Most have neither considered, nor know how “cyber secure” they are. For the majority who are not information technology (IT) professionals, the idea of delving into the technical details of secure computing can create apprehension and confusion. Some people think that if their email system works, and if their documents are accessible, then why bother making any security improvements to their system, which might create complications or cost time and money. Some would prefer not to know the cybercrime risks they are facing, or just haven’t thought about it. Cybersecurity is more, though; it is also about protecting data from risks other than cybercrime, such as unanticipated IT issues, hard-drive crashes, house fires, and other incidents. Beyond security, this book will also provide information to use computers and data more efficiently.

No matter an individual's level of comfort or experience with computers, this book will help recognize when electronic “doors” are open to cybercriminals, and aid in fully appreciating why certain security steps need to be taken. Since cybercriminals are always attacking, trying to steal data or make data unusable, Cybersecurity for the Home and Office: The Lawyer's Guide to Taking Charge of Your Own Information Security will make it easier to understand these risks so a decision can be made as to where to set the “cybersecurity dial” in home and office. How much risk feels comfortable? How sensitive or confidential is your data? Are you safeguarding someone else’s data and confidential information? What is risked, professionally and personally, if data is ever stolen or compromised? Setting the dial too low, may allow for over exposure to threats, but if the dial is too high, frustration may set in with the inconveniences of the security measures themselves.  appendices 1 – 4 offer some assessments and materials to start your thought process about your cybersecurity posture and awareness. Appendices 1 and 2 have short quizzes to assess your current security, awareness, threats, and how home and work cybersecurity are related. Appendix 3 discusses the concept of the cybersecurity dial, where it is set now, and where it needs to be. Appendix 4 covers some common cybersecurity myths.

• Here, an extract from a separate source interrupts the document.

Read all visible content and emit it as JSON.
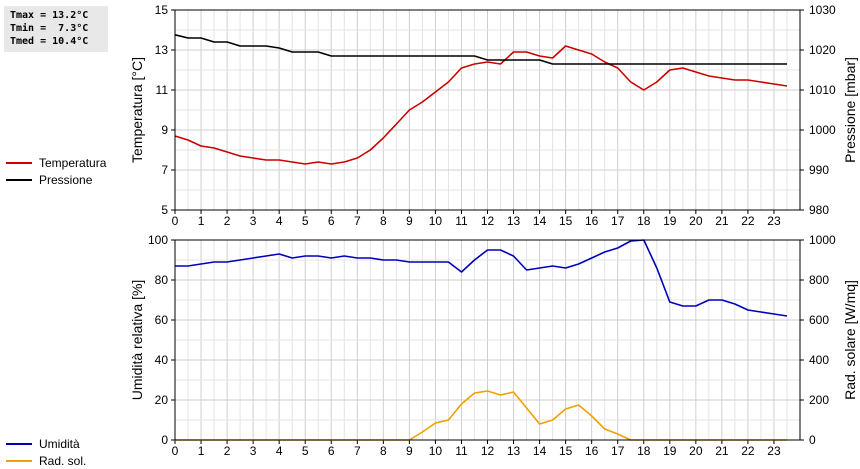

Cybersecurity is not “one-size-fits-all.” It needs to be what works for each individual. It’s how to decide to evaluate and manage risks. With this book, you can gradually increase your security posture as you learn, by making incremental changes and learning to live with them. For the price of this book, you will learn how to improve your cybersecurity by yourself, without paying anyone else, as this book does not recommend any costly services or products. The time invested now can save from having an expensive disaster later and could make your computing experience much more efficient. By first fixing cybersecurity at home and with personal devices, you will then be able to translate that knowledge and experience to your workplace.

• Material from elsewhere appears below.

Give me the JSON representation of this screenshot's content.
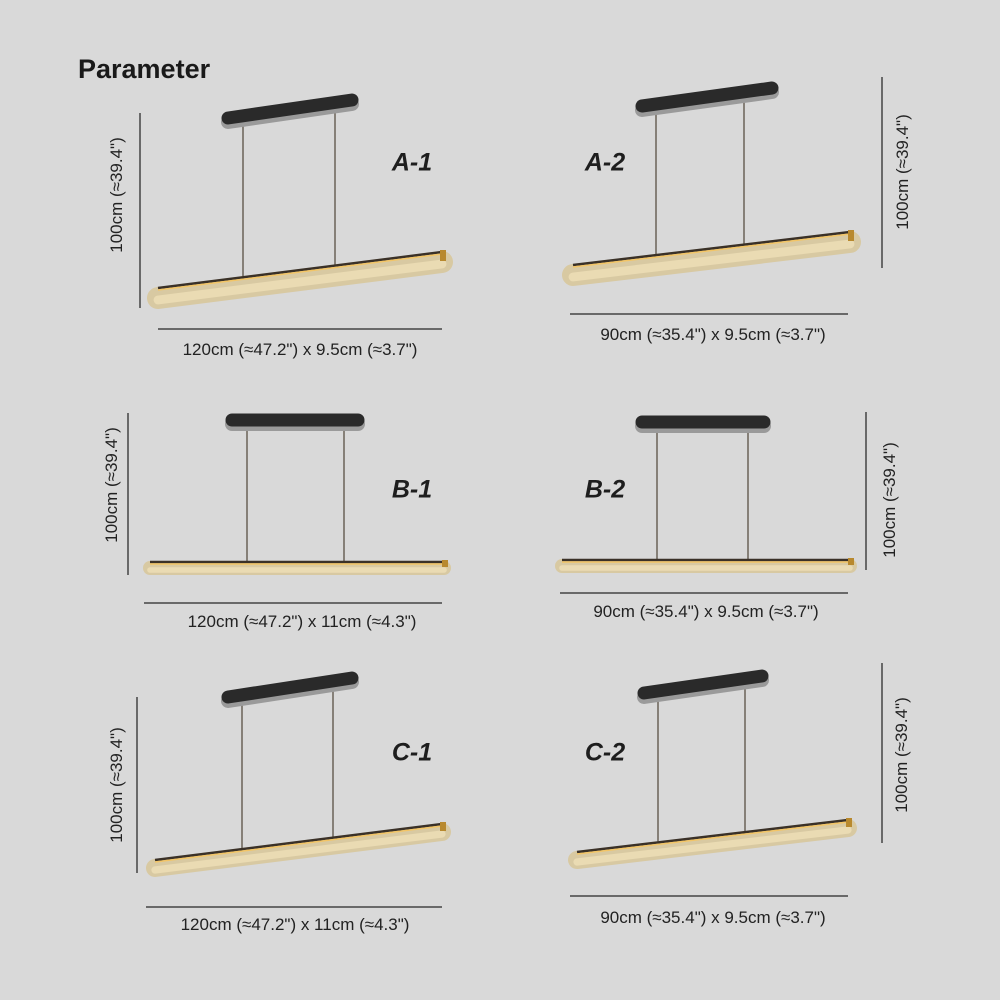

Waiting for the law and other standards to evolve is not the right move, as they will always lag behind the pace of technology advancements. The basic principles and methods to secure yourself are available now to learn and apply them yourself. Technology will continue to change rapidly, but if the basic principles are understood, then sound, ongoing choices to can be implemented and utilized.

You need not become a technology expert; however, you should learn about the serious threats faced, the potential consequences, and the steps that can be taken to mitigate these risks. Technology-related threats and appropriate countermeasures are similar to things you already do in your “brick and mortar” physical life. Learn to secure your computer just as you lock your house’s doors and windows, put on a seatbelt while driving, check your car’s oil level, tire pressure, and stop at red lights. Yes, computers can be complex, frustrating, and confusing, but everyone can learn how to do this.

The author wrote this book for lawyers because they all have personal and work-related information on numerous devices and in various locations. Every lawyer should be aware of the risks of loss or theft of that information, and be ready to react.